Mountainous landscapes, because of their deep valleys and tall peaks, support a wide variety of microclimates. These microclimates, in turn, provide homes for a diverse assortment of plants and animals. A study by Daniel Cayan and his colleagues, published by the Parks Stewardship Forum, investigated the phenomenon of cold air pools in Devils Postpile National Monument, just north of Mammoth Mountain.

Location of Devils Postpile National Monument (red dot on map). From Figure 1 of Cayan et al.

Google Earth Image of the study area. The center of the image is a deep valley that supports pools of cold air. This region is in the headwaters of the San Joaquin River.

Cold air pools are localized areas of cold air that develop along valley bottoms, typically at night. Because these are persistent features, they can serve as refuges for plants and animals as they slowly adapt to a warming climate. Given the potential importance of cold air pools to ecosystems, Cayan and his colleagues analyzed a 10-year record of temperatures measured from dozens of sensors distributed throughout a 2500-hectare area, in the Devils Postpile area, that spanned a difference of elevations of about 1000 m.

Figure 5 from Cayan et al. This is a map showing elevations (green to brown) and early morning August temperatures (blue to red). The dark green colors represent the valley bottom and the dark brown represents the ridges (the Google Earth image below shows the area). The coldest temperatures (blue) are along the bottom of the valley.

This is the area represented by the map shown above. The white area in the center-right of the image is the Mammoth Mountain ski area.

Typically, cold air is found at higher elevations rather than lower elevations; as a result, these cold air pools are examples of a temperature inversion. This can be clearly seen in some of the data presented by the authors.

Temperature data from sensors at different elevations illustrating a temperature inversion. Temperatures are colder down in the valley but then increase with elevation. The red line shows that the cold air pool was about 1000 meters thick on August 28, 2015. Figure 12 from Cayan et al.

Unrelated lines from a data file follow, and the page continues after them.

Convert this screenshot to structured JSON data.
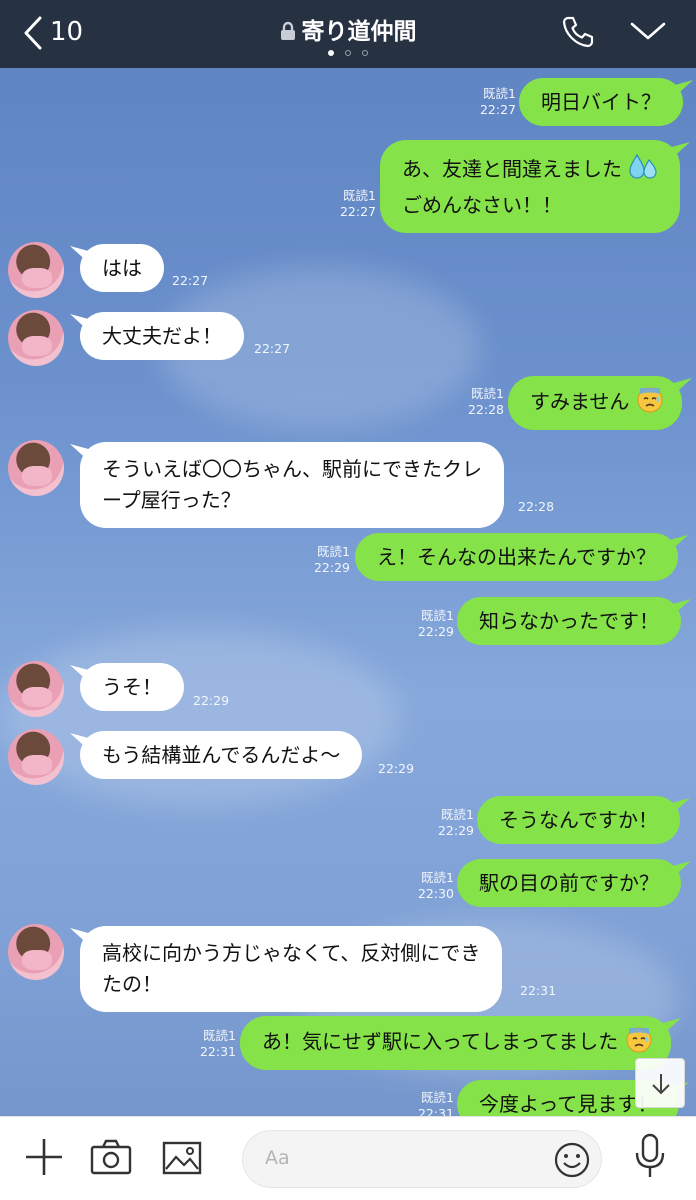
{
  "header": {
    "back_count": "10",
    "title": "寄り道仲間",
    "page_dots": 3,
    "active_dot": 0
  },
  "messages": [
    {
      "side": "right",
      "text": "明日バイト？",
      "read": "既読1",
      "time": "22:27"
    },
    {
      "side": "right",
      "lines": [
        "あ、友達と間違えました",
        "ごめんなさい！！"
      ],
      "emoji": "sweat-drops",
      "read": "既読1",
      "time": "22:27"
    },
    {
      "side": "left",
      "text": "はは",
      "time": "22:27"
    },
    {
      "side": "left",
      "text": "大丈夫だよ！",
      "time": "22:27"
    },
    {
      "side": "right",
      "text": "すみません",
      "emoji": "sad-sweat-face",
      "read": "既読1",
      "time": "22:28"
    },
    {
      "side": "left",
      "lines": [
        "そういえば〇〇ちゃん、駅前にできたクレ",
        "ープ屋行った？"
      ],
      "time": "22:28"
    },
    {
      "side": "right",
      "text": "え！そんなの出来たんですか？",
      "read": "既読1",
      "time": "22:29"
    },
    {
      "side": "right",
      "text": "知らなかったです！",
      "read": "既読1",
      "time": "22:29"
    },
    {
      "side": "left",
      "text": "うそ！",
      "time": "22:29"
    },
    {
      "side": "left",
      "text": "もう結構並んでるんだよ〜",
      "time": "22:29"
    },
    {
      "side": "right",
      "text": "そうなんですか！",
      "read": "既読1",
      "time": "22:29"
    },
    {
      "side": "right",
      "text": "駅の目の前ですか？",
      "read": "既読1",
      "time": "22:30"
    },
    {
      "side": "left",
      "lines": [
        "高校に向かう方じゃなくて、反対側にでき",
        "たの！"
      ],
      "time": "22:31"
    },
    {
      "side": "right",
      "text": "あ！気にせず駅に入ってしまってました",
      "emoji": "sad-sweat-face",
      "read": "既読1",
      "time": "22:31"
    },
    {
      "side": "right",
      "text": "今度よって見ます！",
      "read": "既読1",
      "time": "22:31"
    }
  ],
  "input": {
    "placeholder": "Aa"
  },
  "colors": {
    "header": "#263142",
    "sent_bubble": "#85e249",
    "received_bubble": "#ffffff",
    "chat_bg": "#6f93cc"
  }
}
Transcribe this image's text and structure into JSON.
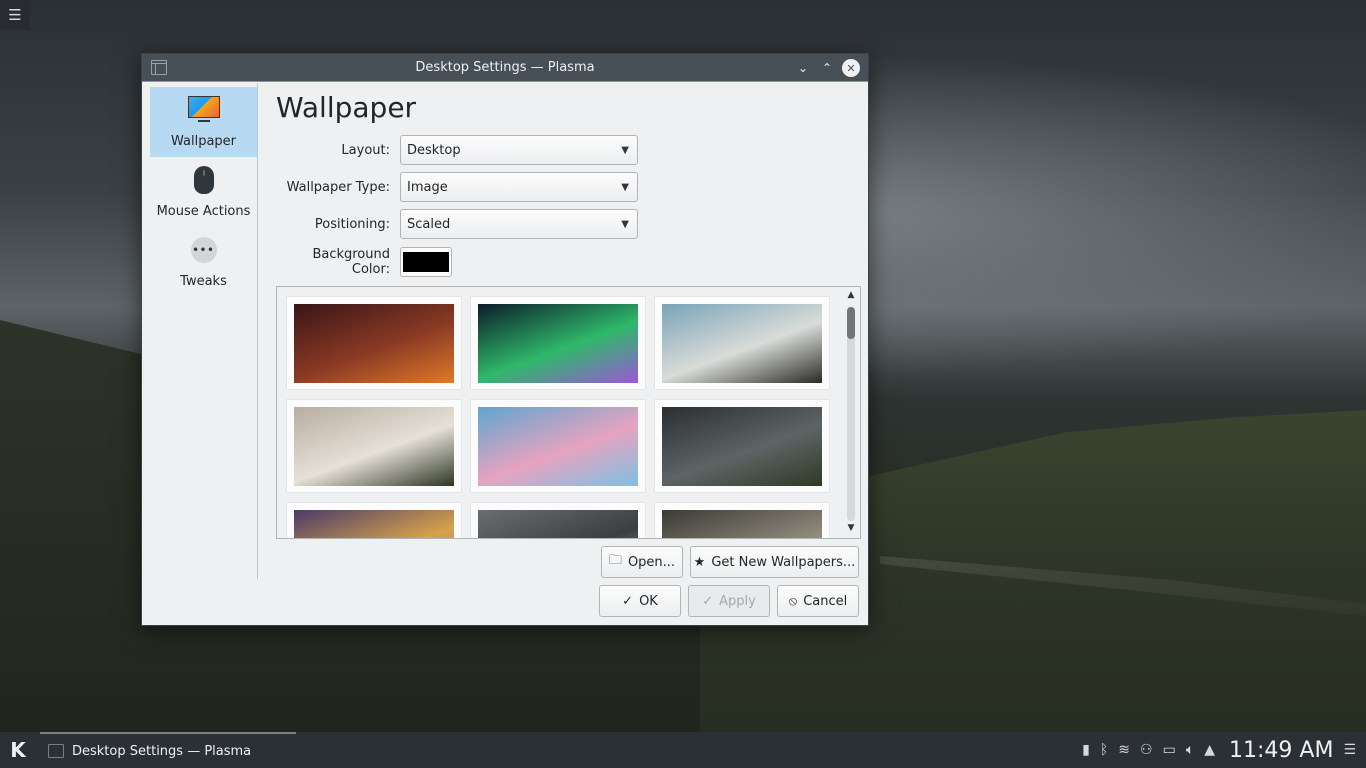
{
  "desktop": {
    "menu_icon": "hamburger-icon"
  },
  "window": {
    "title": "Desktop Settings — Plasma",
    "minimize_glyph": "⌄",
    "maximize_glyph": "⌃",
    "close_glyph": "✕"
  },
  "sidebar": {
    "items": [
      {
        "label": "Wallpaper",
        "icon": "monitor-icon",
        "active": true
      },
      {
        "label": "Mouse Actions",
        "icon": "mouse-icon",
        "active": false
      },
      {
        "label": "Tweaks",
        "icon": "more-icon",
        "active": false
      }
    ]
  },
  "page": {
    "title": "Wallpaper",
    "fields": {
      "layout": {
        "label": "Layout:",
        "value": "Desktop"
      },
      "wallpaper_type": {
        "label": "Wallpaper Type:",
        "value": "Image"
      },
      "positioning": {
        "label": "Positioning:",
        "value": "Scaled"
      },
      "background_color": {
        "label": "Background Color:",
        "value": "#000000"
      }
    },
    "thumbnails": [
      {
        "name": "canyon",
        "colors": [
          "#3a1418",
          "#8a3a24",
          "#e07a2a"
        ]
      },
      {
        "name": "aurora",
        "colors": [
          "#0b1c2a",
          "#2fb86a",
          "#9b58d6"
        ]
      },
      {
        "name": "beach-grass",
        "colors": [
          "#7aa3b8",
          "#d9dcd8",
          "#2a2a26"
        ]
      },
      {
        "name": "winter-tree",
        "colors": [
          "#b8aea2",
          "#e6e0d6",
          "#2c3524"
        ]
      },
      {
        "name": "blossom",
        "colors": [
          "#5fa6cf",
          "#e6a3c0",
          "#7ec1e3"
        ]
      },
      {
        "name": "dark-hills",
        "colors": [
          "#2a2e31",
          "#5e6466",
          "#2e3a24"
        ]
      },
      {
        "name": "bokeh",
        "colors": [
          "#4a3a6a",
          "#d6a24a",
          "#8a8a6a"
        ]
      },
      {
        "name": "stones",
        "colors": [
          "#6a6e70",
          "#3a3e40",
          "#9ea2a4"
        ]
      },
      {
        "name": "rocks",
        "colors": [
          "#3a3a34",
          "#8a8478",
          "#c8c2b6"
        ]
      }
    ],
    "buttons": {
      "open": "Open...",
      "get_new": "Get New Wallpapers..."
    }
  },
  "dialog_buttons": {
    "ok": "OK",
    "apply": "Apply",
    "cancel": "Cancel"
  },
  "taskbar": {
    "launcher_icon": "kde-logo-icon",
    "task_title": "Desktop Settings — Plasma",
    "clock": "11:49 AM",
    "tray_icons": [
      "usb-drive-icon",
      "bluetooth-icon",
      "wifi-icon",
      "user-switch-icon",
      "battery-icon",
      "volume-icon",
      "expand-arrow-icon",
      "panel-menu-icon"
    ]
  }
}
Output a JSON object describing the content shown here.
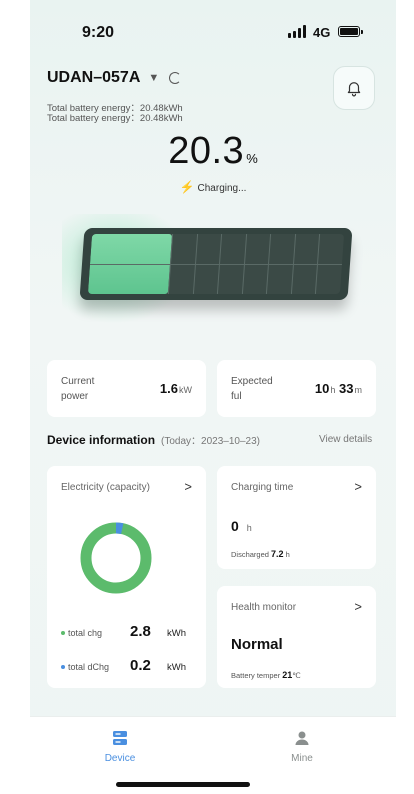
{
  "status_bar": {
    "time": "9:20",
    "network": "4G"
  },
  "device": {
    "name": "UDAN–057A",
    "energy_lines": [
      "Total battery energy：20.48kWh",
      "Total battery energy：20.48kWh"
    ],
    "charge_value": "20.3",
    "charge_unit": "%",
    "charging_label": "Charging...",
    "charge_fraction": 0.203
  },
  "metrics": {
    "current_power": {
      "label_line1": "Current",
      "label_line2": "power",
      "value": "1.6",
      "unit": "kW"
    },
    "expected_full": {
      "label_line1": "Expected",
      "label_line2": "ful",
      "hours": "10",
      "h_unit": "h",
      "minutes": "33",
      "m_unit": "m"
    }
  },
  "device_info": {
    "title": "Device information",
    "date_label": "(Today：2023–10–23)",
    "view_details": "View details"
  },
  "electricity_card": {
    "title": "Electricity (capacity)",
    "chevron": ">",
    "total_chg_label": "total chg",
    "total_chg_value": "2.8",
    "total_chg_unit": "kWh",
    "total_dchg_label": "total dChg",
    "total_dchg_value": "0.2",
    "total_dchg_unit": "kWh",
    "colors": {
      "chg": "#5cbb6c",
      "dchg": "#4a8fe0"
    }
  },
  "charging_time_card": {
    "title": "Charging time",
    "chevron": ">",
    "value": "0",
    "unit": "h",
    "discharged_label": "Discharged",
    "discharged_value": "7.2",
    "discharged_unit": "h"
  },
  "health_card": {
    "title": "Health monitor",
    "chevron": ">",
    "status": "Normal",
    "temp_label": "Battery temper",
    "temp_value": "21",
    "temp_unit": "℃"
  },
  "tabs": [
    {
      "label": "Device",
      "icon": "device-icon",
      "active": true,
      "color": "#4a8fe0"
    },
    {
      "label": "Mine",
      "icon": "person-icon",
      "active": false,
      "color": "#8a8f8e"
    }
  ]
}
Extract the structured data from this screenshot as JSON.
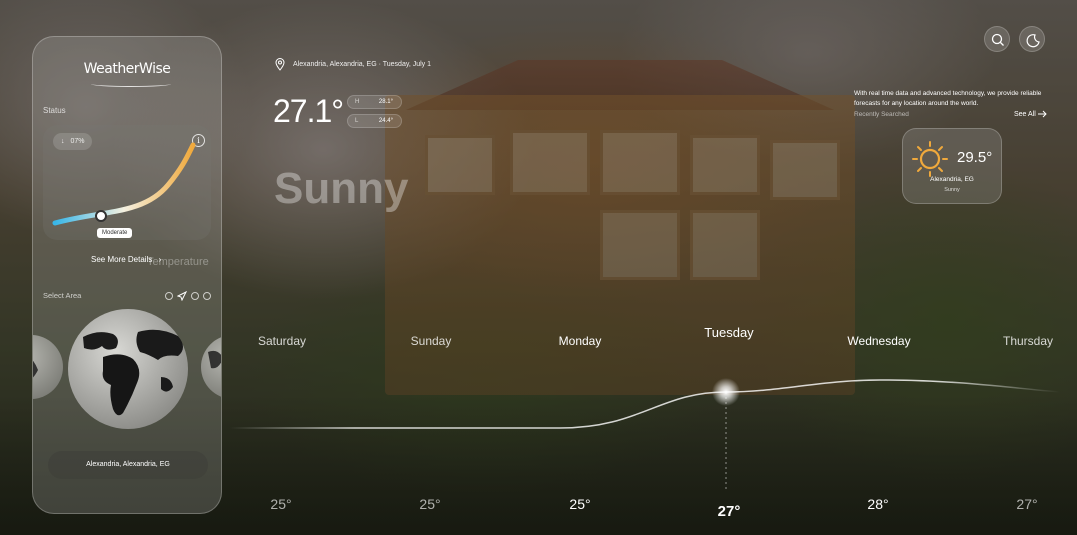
{
  "app": {
    "name": "WeatherWise"
  },
  "status": {
    "label": "Status",
    "percent": "07%",
    "level_label": "Moderate",
    "metric_label": "Temperature",
    "more_details": "See More Details"
  },
  "area": {
    "label": "Select Area",
    "selected_location": "Alexandria, Alexandria, EG"
  },
  "current": {
    "location_line": "Alexandria, Alexandria, EG · Tuesday, July 1",
    "temperature": "27.1°",
    "high": "28.1°",
    "low": "24.4°",
    "high_icon": "H",
    "low_icon": "L",
    "condition": "Sunny"
  },
  "header": {
    "tagline": "With real time data and advanced technology, we provide reliable forecasts for any location around the world.",
    "recently_searched": "Recently Searched",
    "see_all": "See All"
  },
  "recent": [
    {
      "temperature": "29.5°",
      "city": "Alexandria, EG",
      "condition": "Sunny"
    }
  ],
  "forecast": [
    {
      "day": "Saturday",
      "temp": "25°"
    },
    {
      "day": "Sunday",
      "temp": "25°"
    },
    {
      "day": "Monday",
      "temp": "25°"
    },
    {
      "day": "Tuesday",
      "temp": "27°"
    },
    {
      "day": "Wednesday",
      "temp": "28°"
    },
    {
      "day": "Thursday",
      "temp": "27°"
    }
  ],
  "colors": {
    "gauge_start": "#38b6e8",
    "gauge_mid": "#f4f0e0",
    "gauge_end": "#f0a93c",
    "sun": "#f0a93c"
  }
}
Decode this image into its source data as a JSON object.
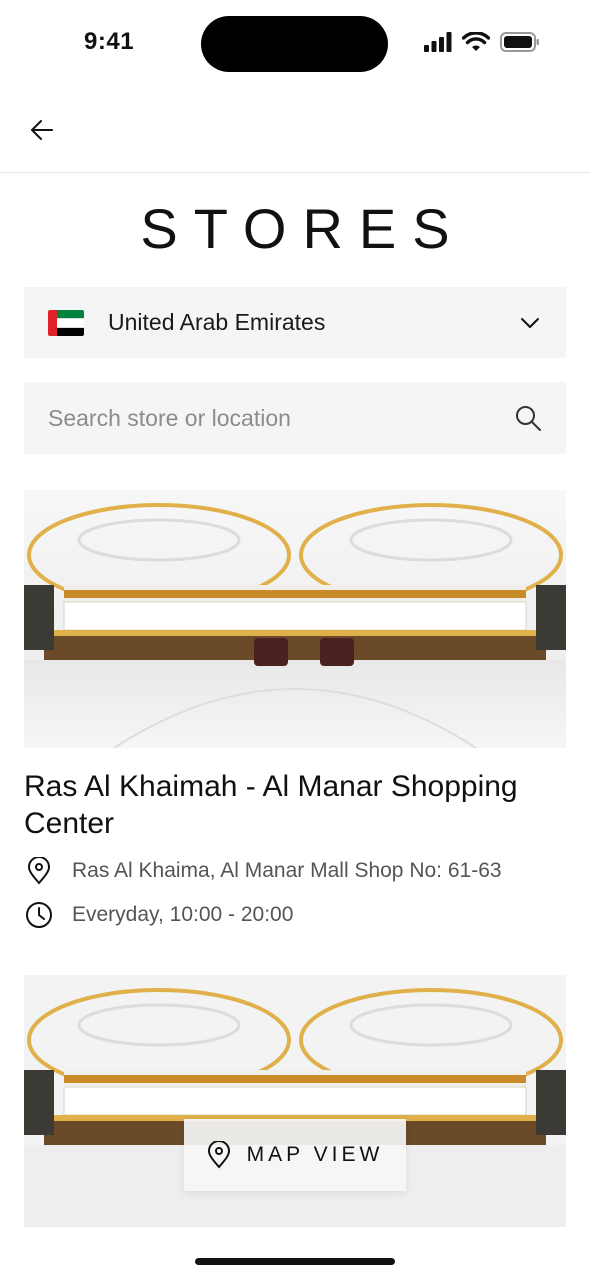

One of the most interesting results from this work is that the strength of the temperature inversion (meaning the difference between temperatures at lower elevations and higher elevations) varies seasonally and peaks during the warmest part of the year.

This is a plot of the annual difference in temperatures between low- and high-elevation sites. The smallest difference is in the spring but the greatest difference is during the summer, when overall temperatures are the warmest. Figure 9 from Cayan et al.

The fact that the temperature inversions are strongest during warm periods is important because it suggests that locations that host cold air pools could be critical for maintaining plants and animals that rely on cooler temperatures when temperatures, overall, are increasing due to global warming. Moreover, as the authors note, not only are the cold air pools directly beneficial to the flora and fauna, but they also help maintain their environments by reducing evaporation and, thereby, keeping soil moistures high and preventing meadows from drying out.